Лиза же, вспыхнув от нечаянной радости, зарделась крупным румянцем, что засиял на её белой коже багряным солнцем, да так, что аж отец залюбовался ею.
— А и хороша наша Лизка, любому отрадой будет и женой верной, да, Лизка?
— Да, папенька, — опустила глаза девушка, испытывая к отцу смешанные чувства, с одной стороны она любила его, а с другой — хотела, как можно скорее, вырваться из-под его жёсткой руки и постоянного контроля.
— И что он там пишет?
— Встретиться с нашей Лизонькой хочет, — ответствовала мать, — либо к нам прийти, если пригласим, либо где-нибудь в городе увидеться.
— К нам пока неча идти, мы народ простой, ещё спугнём жениха, и одну в город отпускать тоже не след.
— А что же тогда делать? — растерянно спросила Лиза.
— С матерью пойдёшь, напишешь ему в письме, где учишься, и когда сможешь после учёбы с ним встретиться. Мать туда же подойдёт, и прогуляетесь вместе с этим новоиспечённым женихом. А ты, мать, расспросишь его, кто он, что он, где учится.
— Так он в духовно-инженерной академии же учится!
— Откуда знаешь?
— Так он ещё тогда сказал, и видно, что из благородных, я сразу определила.
— Да, запамятовал я, сейчас вспомнил. Тем более, нужно захомутать его, раз на Лизку запал, или тебе не нравиться он, дочь? — вдруг обратился к девушке отец.
— Почему? — невольно вырвалось у неё.
— Так не знаю почему. Ладно, разберёмся. Пиши ему письмо, да дай матери почитать, а то знаю я вас, девок, напишите там ещё чего лишнего…
— Я его совсем не знаю, чего писать мне лишнего?
— Ладно, нашёлся, жив и хорошо, а всё потому, что верить в Бога надо, а не в дар этот. Всё, отдыхать всем, устал чего-то я сегодня. Идите!
Вернувшись в комнату, Лиза перечитала письмо, потом ещё раз и ещё. Прижав его к сердцу, она начала молиться, чтобы ей повезло, и она смогла встретиться с юношей.
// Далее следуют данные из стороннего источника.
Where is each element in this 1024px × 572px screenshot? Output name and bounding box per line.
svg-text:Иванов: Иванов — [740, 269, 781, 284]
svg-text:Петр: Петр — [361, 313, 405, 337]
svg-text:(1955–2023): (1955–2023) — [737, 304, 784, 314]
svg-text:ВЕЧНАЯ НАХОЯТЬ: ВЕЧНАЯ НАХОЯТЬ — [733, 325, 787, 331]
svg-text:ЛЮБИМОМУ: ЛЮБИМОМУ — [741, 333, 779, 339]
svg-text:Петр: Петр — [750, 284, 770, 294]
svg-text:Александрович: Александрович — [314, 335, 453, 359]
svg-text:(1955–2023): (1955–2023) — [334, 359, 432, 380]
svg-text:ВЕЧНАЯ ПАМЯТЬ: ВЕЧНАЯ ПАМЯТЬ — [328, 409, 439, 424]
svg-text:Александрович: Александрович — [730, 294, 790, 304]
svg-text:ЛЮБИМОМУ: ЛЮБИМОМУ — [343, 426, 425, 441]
Но молитва — хорошо, а пора уже принять посильное участие и, выйдя из комнаты, она вошла в гостиную, где стала писать ответное письмо.
— Хватит жечь электричество! — возмутился отец, видя, что Лиза под светом электрической лампочки пишет письмо.
— Но, папа, я должна дать ответ⁈
— При свечах пиши, они дешевле. Вот выйдешь замуж, купит тебе муж свою квартиру, и делай в ней, что хочешь, а в моей нечего.
— Не надо свечи жечь! — вмешалась уже мать, — они тоже денег стоят, да и зрение себе посадишь, а кому нужна полуслепая жена, не возьмут. Иди спать, завтра с утра встанешь и при свете дня всё напишешь. Чего там особо писать, пару строк черкнёшь, да хватит.
Лиза категорически не была согласна ни с матерью, ни с отцом, но спорить не стала. Завтра, значит, завтра, она успеет, тем более, за вечер и ночь продумает грамотный, и в то же время, короткий ответ.
Так оно и получилось. Встав ни свет, ни заря, она быстро умылась, приготовила себе и отцу завтрак и, усевшись за стол, быстро набросала письмо. Сложив его вчетверо, она выпорхнула из дома, спеша на почту, а оттуда уже намереваясь пойти на занятия в музыкальное училище. С замиранием сердца опустив опечатанный красивыми марками конверт в почтовый ящик, она поспешила на занятия, лелея мечту, что на следующей неделе обязательно придёт ответ, либо юноша явится к ним сам, даже без приглашения.